Nous savons que nous ferons tout, le moment venu, pour accueillir les réfugiés qu’il faudra bien accueillir. Pour certains c’est déjà fait. Quelques écoles d’art ont accueilli du jour au lendemain des étudiants à double nationalité française et algérienne quand ils débarquaient après avoir reçu la lettre ultime de menace.
Face à cette impuissance, on est tenté par le découragement. Le pire serait pourtant la résignation.
Il est temps que les intellectuels en tant qu’intellectuels et pas seulement sociologues, artistes ou philosophes, fassent pour de bon campagne contre le terrorisme et le fanatisme. C’est la généralité de la prise de position qui compte ici, avec la condamnation qu’elle implique de tout accommodement avec le fanatisme et le terrorisme. Pour le moment, il est inutile de chercher des explications. Il faut inlassablement rappeler des principes.
Le cas Rushdie
Non, la terreur ne peut pas être un moyen de gouvernement ou de parvenir au gouvernement, fût-ce pour sortir de l’oppression, car elle pervertit même ceux qu’elle libère,
– l’histoire du XXe siècle l’a amplement prouvé. Non, le fanatisme ne peut pas constituer une forme acceptable de la croyance politique ou religieuse. Nous devons, sans relâche, communiquer ces convictions à nos élèves, à nos correspondants, à nos gouvernants.
Le cas Rushdie doit constituer le pivot de toute prise de position. Nous ne pouvons pas accepter que des fanatiques puissent prononcer la condamnation à mort d’un écrivain pour cause de littérature. Même le XVIIIe siècle n’a pas connu des aberrations pareilles.
On taxera ma proposition de platonique. Elle vise en fait à opérer sur notre propre mentalité.
Il est temps que nous cessions de nous accommoder de tout ce qui arrive sous prétexte que l’héroïsme des pétitions n’y peut rien.

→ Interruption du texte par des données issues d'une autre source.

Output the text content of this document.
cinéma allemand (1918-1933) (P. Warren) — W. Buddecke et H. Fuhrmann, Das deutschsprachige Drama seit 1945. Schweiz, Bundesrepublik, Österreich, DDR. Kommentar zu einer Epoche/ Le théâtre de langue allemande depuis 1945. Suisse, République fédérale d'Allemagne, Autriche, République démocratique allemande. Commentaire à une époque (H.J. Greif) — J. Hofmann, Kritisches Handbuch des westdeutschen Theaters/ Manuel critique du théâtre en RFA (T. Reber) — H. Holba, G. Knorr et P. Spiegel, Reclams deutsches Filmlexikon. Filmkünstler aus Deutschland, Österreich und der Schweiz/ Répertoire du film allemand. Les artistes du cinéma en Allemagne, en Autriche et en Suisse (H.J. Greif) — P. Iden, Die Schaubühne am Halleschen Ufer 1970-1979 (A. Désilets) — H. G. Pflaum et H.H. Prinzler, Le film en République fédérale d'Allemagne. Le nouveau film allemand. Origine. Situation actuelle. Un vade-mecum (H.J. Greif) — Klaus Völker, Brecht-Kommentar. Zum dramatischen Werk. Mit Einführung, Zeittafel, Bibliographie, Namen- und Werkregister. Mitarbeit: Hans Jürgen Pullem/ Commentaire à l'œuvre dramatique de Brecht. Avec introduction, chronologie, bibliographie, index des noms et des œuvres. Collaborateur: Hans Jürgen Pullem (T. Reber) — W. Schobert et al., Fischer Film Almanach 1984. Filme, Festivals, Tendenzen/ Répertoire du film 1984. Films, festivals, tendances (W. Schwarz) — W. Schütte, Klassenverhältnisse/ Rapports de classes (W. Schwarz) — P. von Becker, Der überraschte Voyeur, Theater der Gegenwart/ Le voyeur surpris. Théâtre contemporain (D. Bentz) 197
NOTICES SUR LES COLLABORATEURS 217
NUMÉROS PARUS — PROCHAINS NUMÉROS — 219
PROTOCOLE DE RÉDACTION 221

Il est temps de recommencer à croire et à faire croire en quelques principes avec lesquels on ne peut pas transiger, dans aucune discussion ni action, face à quelque interlocuteur que ce soit.
Ce ne sont évidemment pas les artistes qui ont aujourd’hui le plus d’influence mais il y a des chercheurs scientifiques, des médecins, des juristes, des économistes. Il y a d’innombrables acteurs de la vie internationale. Et ceux-ci comptent, y compris pour les pays terroristes, qui ne vivent pas que de foi et de pain.
En bref, il nous faut recréer un front anti-terroriste travaillant en profondeur au sein de nos sociétés où l’éducation et la formation ont la part prépondérante. Les actions qui vinrent à bout du terrorisme d’État en Amérique latine dans les années quatre-vingt ne furent pas le fait de guérilleros héroïques mais de larges groupes de citoyens qui, calmement, affirmèrent leur vues et leurs convictions.
C’est la lente pénétration de principes banals qui pèsera à nouveau sur les relations internationales et sur les États fanatiques et terroristes eux-mêmes. La seule tâche des intellectuels est de s’atteler à ce travail obscur.
Yves Michaud est directeur de l’École nationale supérieure des beaux-arts, à Paris.
L’accès à la totalité de l’article est réservé à nos abonné(e)s
Le découragement ou la conviction ?
Déjà abonné(e) ?
Se connecterPas encore abonné(e) ?
Avec notre offre sans engagement,
• Accédez à tous les contenus du site
• Soutenez une rédaction indépendante
• Recevez la newsletter quotidienne
Abonnez-vous dès 1 €Cet article a été publié dans Le Journal des Arts n°2 du 1 avril 1994, avec le titre suivant : Le découragement ou la conviction ?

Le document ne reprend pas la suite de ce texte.